Stress e test
Davide Giacalone – Libero
Il problema non è farsi misurare, ma non misurarsi. In una Unione europea sempre più conflittuale. I test sulle banche sono andati, per l’Italia, alla grande. Certo che ci sono dei problemi, ma guai a non ricordarsi di come eravamo messi due o tre anni addietro. Abbiamo una singolare propensione a ingigantire i nostri svantaggi e miniaturizzare i vantaggi. Non si tratta di praticare un ottimismo di maniera, ma di usare il materialismo realista. Altrimenti si creano classi dirigenti subalterne e incapaci. Dunque: una premessa e sei osservazioni.
La premessa: la vigilanza bancaria unica europea è una cosa positiva, se la si interpreta e usa al meglio. Gli stress test sono cosa buona e giusta. Se li avessero fatti per tempo, negli Usa, non sarebbe successa la tragedia che s’è vista. Il sistema bancario non può essere accusato, a intermittenza, oggi di non prestare a tutti e domani di avere prestato senza considerare i pericoli. Veniamo alle osservazioni, che sono la sostanza.
1. Nel corso della bufera, dal 2010 in poi, le nostre banche non hanno avuto aiuti di Stato, al contrario di quelle francesi, inglesi, spagnole e tedesche. I soldi prestati al Monte dei Paschi sono stati restituiti. Non solo: l’intervento europeo, con il fondo salva stati da noi cofinanziato, ha salvato le banche che avevano investito, per lucro e speculazione, nei titoli dei paesi avviati al default. Tali banche sono principalmente tedesche e francesi.

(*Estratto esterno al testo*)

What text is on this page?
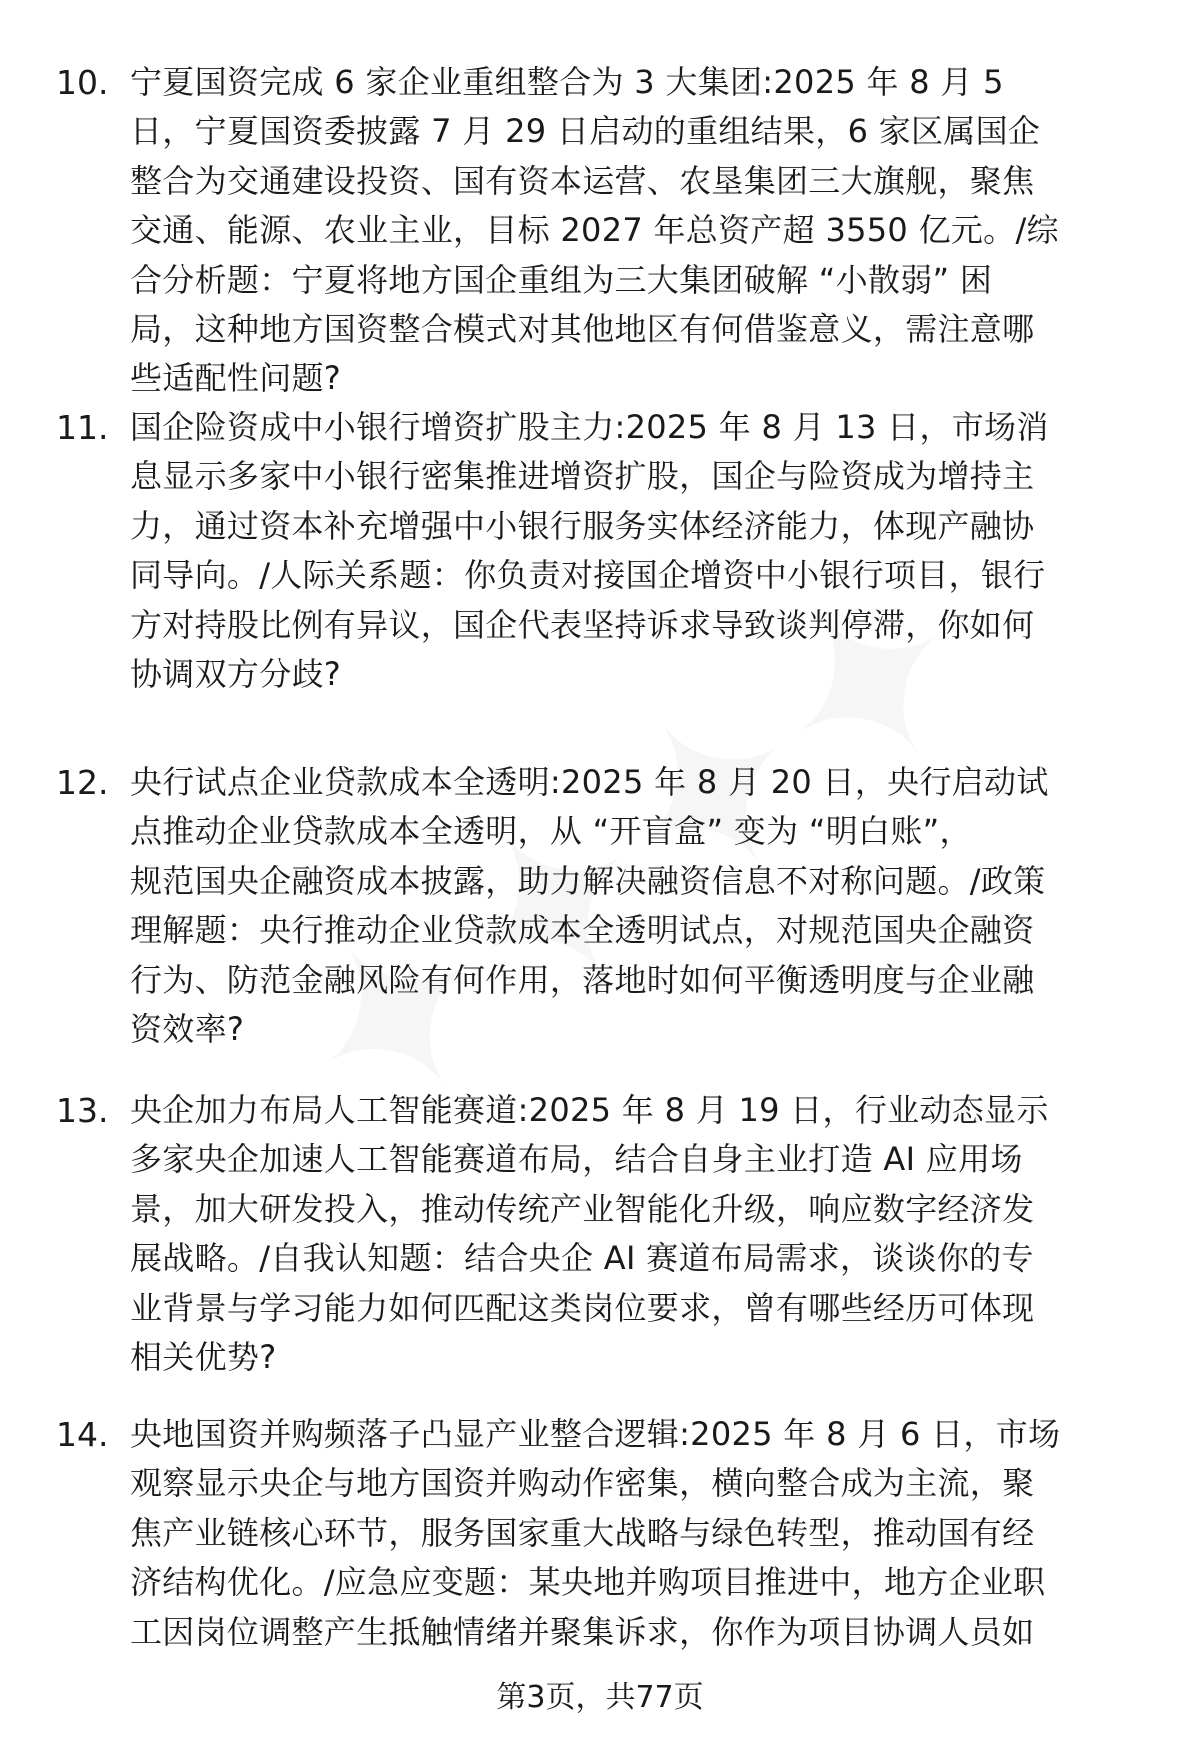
10. 宁夏国资完成 6 家企业重组整合为 3 大集团:2025 年 8 月 5
日，宁夏国资委披露 7 月 29 日启动的重组结果，6 家区属国企
整合为交通建设投资、国有资本运营、农垦集团三大旗舰，聚焦
交通、能源、农业主业，目标 2027 年总资产超 3550 亿元。/综
合分析题：宁夏将地方国企重组为三大集团破解 “小散弱” 困
局，这种地方国资整合模式对其他地区有何借鉴意义，需注意哪
些适配性问题?
11. 国企险资成中小银行增资扩股主力:2025 年 8 月 13 日，市场消
息显示多家中小银行密集推进增资扩股，国企与险资成为增持主
力，通过资本补充增强中小银行服务实体经济能力，体现产融协
同导向。/人际关系题：你负责对接国企增资中小银行项目，银行
方对持股比例有异议，国企代表坚持诉求导致谈判停滞，你如何
协调双方分歧?
12. 央行试点企业贷款成本全透明:2025 年 8 月 20 日，央行启动试
点推动企业贷款成本全透明，从 “开盲盒” 变为 “明白账”，
规范国央企融资成本披露，助力解决融资信息不对称问题。/政策
理解题：央行推动企业贷款成本全透明试点，对规范国央企融资
行为、防范金融风险有何作用，落地时如何平衡透明度与企业融
资效率?
13. 央企加力布局人工智能赛道:2025 年 8 月 19 日，行业动态显示
多家央企加速人工智能赛道布局，结合自身主业打造 AI 应用场
景，加大研发投入，推动传统产业智能化升级，响应数字经济发
展战略。/自我认知题：结合央企 AI 赛道布局需求，谈谈你的专
业背景与学习能力如何匹配这类岗位要求，曾有哪些经历可体现
相关优势?
14. 央地国资并购频落子凸显产业整合逻辑:2025 年 8 月 6 日，市场
观察显示央企与地方国资并购动作密集，横向整合成为主流，聚
焦产业链核心环节，服务国家重大战略与绿色转型，推动国有经
济结构优化。/应急应变题：某央地并购项目推进中，地方企业职
工因岗位调整产生抵触情绪并聚集诉求，你作为项目协调人员如
第3页，共77页
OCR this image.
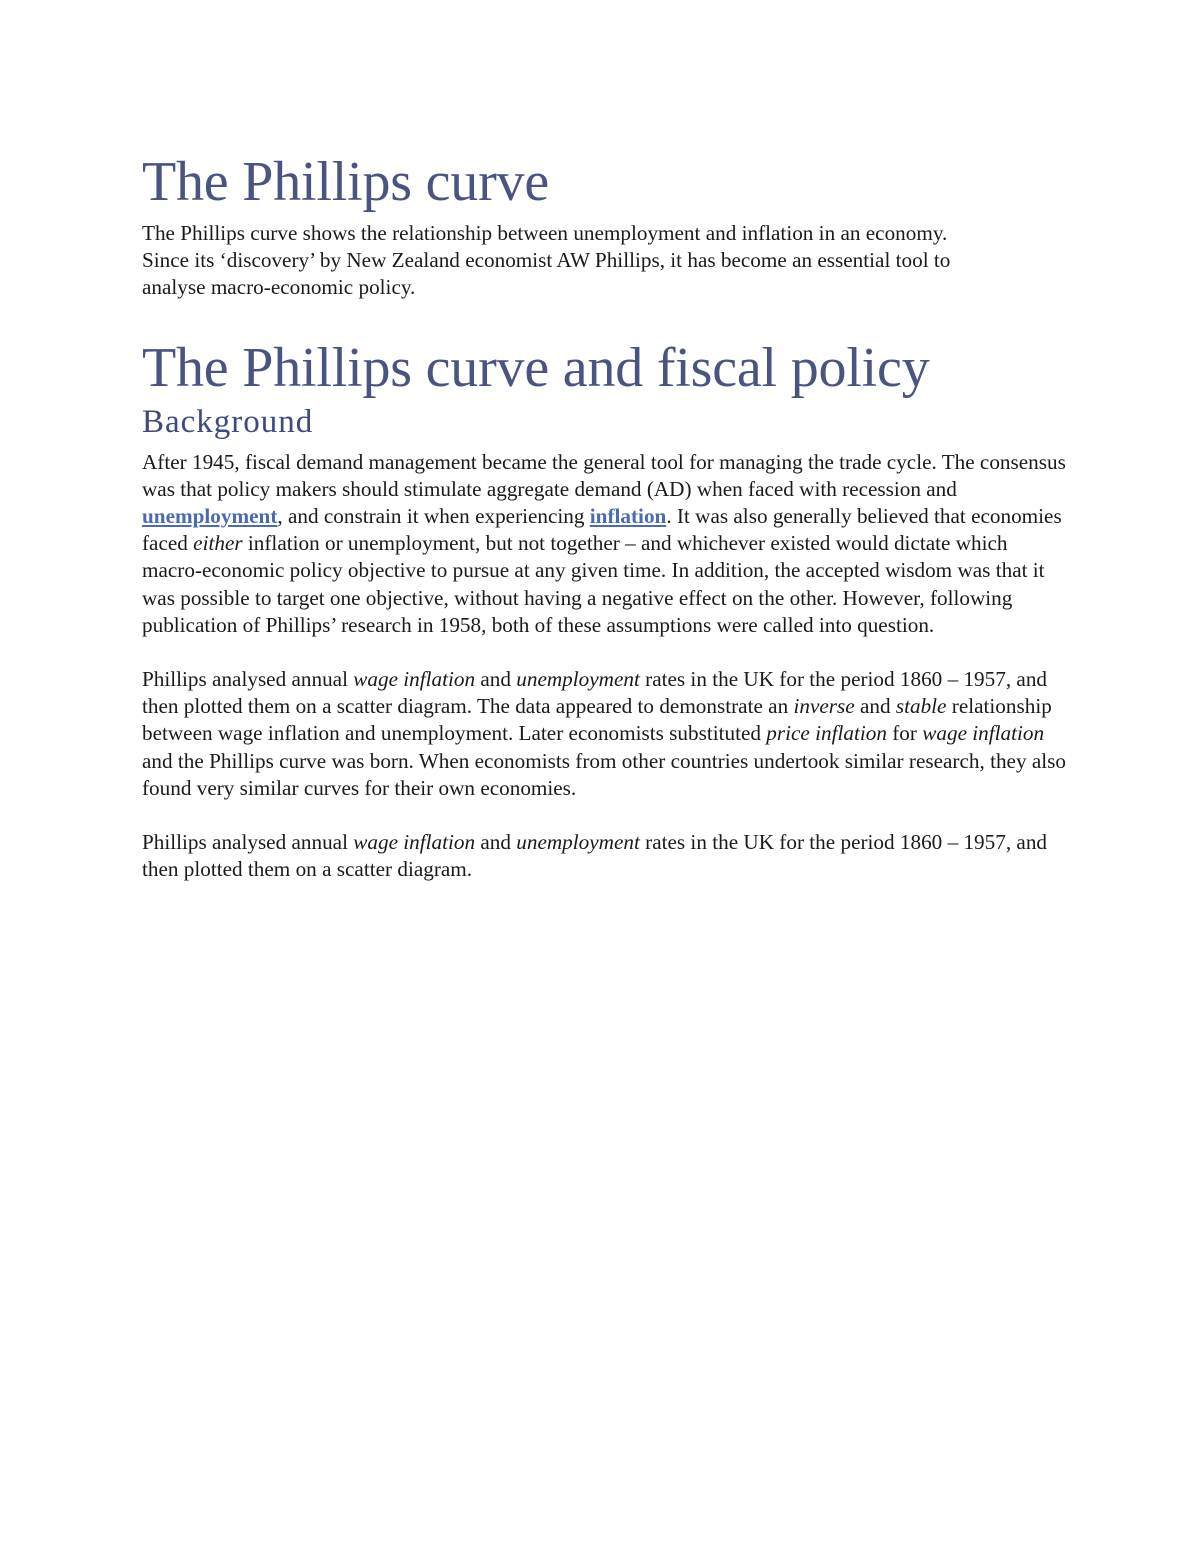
The Phillips curve

The Phillips curve shows the relationship between unemployment and inflation in an economy.
Since its ‘discovery’ by New Zealand economist AW Phillips, it has become an essential tool to
analyse macro-economic policy.

The Phillips curve and fiscal policy
Background

After 1945, fiscal demand management became the general tool for managing the trade cycle. The consensus was that policy makers should stimulate aggregate demand (AD) when faced with recession and unemployment, and constrain it when experiencing inflation. It was also generally believed that economies faced either inflation or unemployment, but not together – and whichever existed would dictate which macro-economic policy objective to pursue at any given time. In addition, the accepted wisdom was that it was possible to target one objective, without having a negative effect on the other. However, following publication of Phillips’ research in 1958, both of these assumptions were called into question.

Phillips analysed annual wage inflation and unemployment rates in the UK for the period 1860 – 1957, and then plotted them on a scatter diagram. The data appeared to demonstrate an inverse and stable relationship between wage inflation and unemployment. Later economists substituted price inflation for wage inflation and the Phillips curve was born. When economists from other countries undertook similar research, they also found very similar curves for their own economies.

Phillips analysed annual wage inflation and unemployment rates in the UK for the period 1860 – 1957, and then plotted them on a scatter diagram.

2. I tedeschi hanno chiesto e ottenuto di tenere le casse dei Lander, le Landesbank, fuori dalla vigilanza comune. Tale situazione deve essere cancellata, perché se uno scolaro si rifiuta di fare i compiti a casa non è un buon motivo per escludere tale rifiuto dalla valutazione della sua condotta e della sua preparazione.
3. Si ritrovano in difficoltà, e nella necessità d’integrare il proprio capitale, due banche italiane: Mps e Carige. Lo sapevamo di già. Ce lo siamo raccontati in tutte le salse. Semmai s’è fatto finta di niente, propiziando il calo borsistico successivo. Mentre altre sette banche, italiane, non vengono bocciate perché le operazioni sul capitale, effettuate l’ultimo anno, sono esaustive. Bene, vuole dire che se si vuole e si sa fare, si può fare.
4. Il presidente dell’Associazione bancaria, Abi, Antonio Patuelli, ha giustamente osservato che non è stato certo un favore all’Italia andare a fare i conti usando i dati del 2013, che risentono del momento peggiore per la divaricazione degli spread. Sarebbe stato meglio usare i dati del 2014. Certamente, ma vado oltre: si è introdotta l’idea che anche i titoli di Stato comportano un rischio e si è considerato che le banche italiane ne hanno in pancia per 427 miliardi, le tedesche per 359 e le francesi per 275. Se si calcola la percentuale rispetto al prodotto interno lordo, l’esposizione delle nostre banche a quel rischio cresce. Ci sto. Ma si deve fare osservare che l’Italia, al contrario della Germania, non ha mai mancato di pagare i propri debiti. Come anche che noi teniamo al nostro interno il 65% del nostro debito pubblico, mentre la Francia ne ha fuori il 55%. Chi crea maggiori rischi sistemici e collettivi?
5. Le banche sono state utilizzate per spegnere l’incendio della speculazione sui debiti sovrani, in tal senso ricevendo soldi all’1%, dalla Bce. Ha funzionato, applausi. Ma ora che i pompieri sono vittoriosi non si vorrà mica considerare peggiori quelli che hanno usato più acqua, avendo più fiamme da domare?! Così la recessione si perpetua, i prestiti si contraggono e i conti delle banche peggiorano. E queste non sono faccende tecniche, ma terreno di schietto scontro politico.
6. Infine, stress test e vigilanza comune preludono al mercato bancario unico. Evviva. Ciò porta con sé la necessità di aggregazione fra le banche (come in Italia s’è già fatto). Chi governa questo processo? Occhio, perché se i titoli del debito italiano sono considerati più rischiosi dei derivati spericolati nella pancia delle banche tedesche la conseguenza è che gli scassoni saranno in grado di comprare banche forse non modernissime, certamente non spericolate, sicuramente troppo generose con i peggiori e avare con chi produce, ma decisamente meno malate e più trasparenti di quelle da cui si spera che non prendano esempio.
Ecco perché questa è una faccenda politica. A noi italiani è mancata la politica. Sono stati i governi supposti tecnici (Monti) e di salvezza nazionale (Letta) ad avere accettato condizioni tecnicamente svantaggiose e di affossamento nazionale. Guai, oggi, a leggere i risultati di quei test senza cogliere i punti di forza che nascondono. Quelli da far valere con fermezza, senza mettersi a fare gli ondivaghi sui conti pubblici.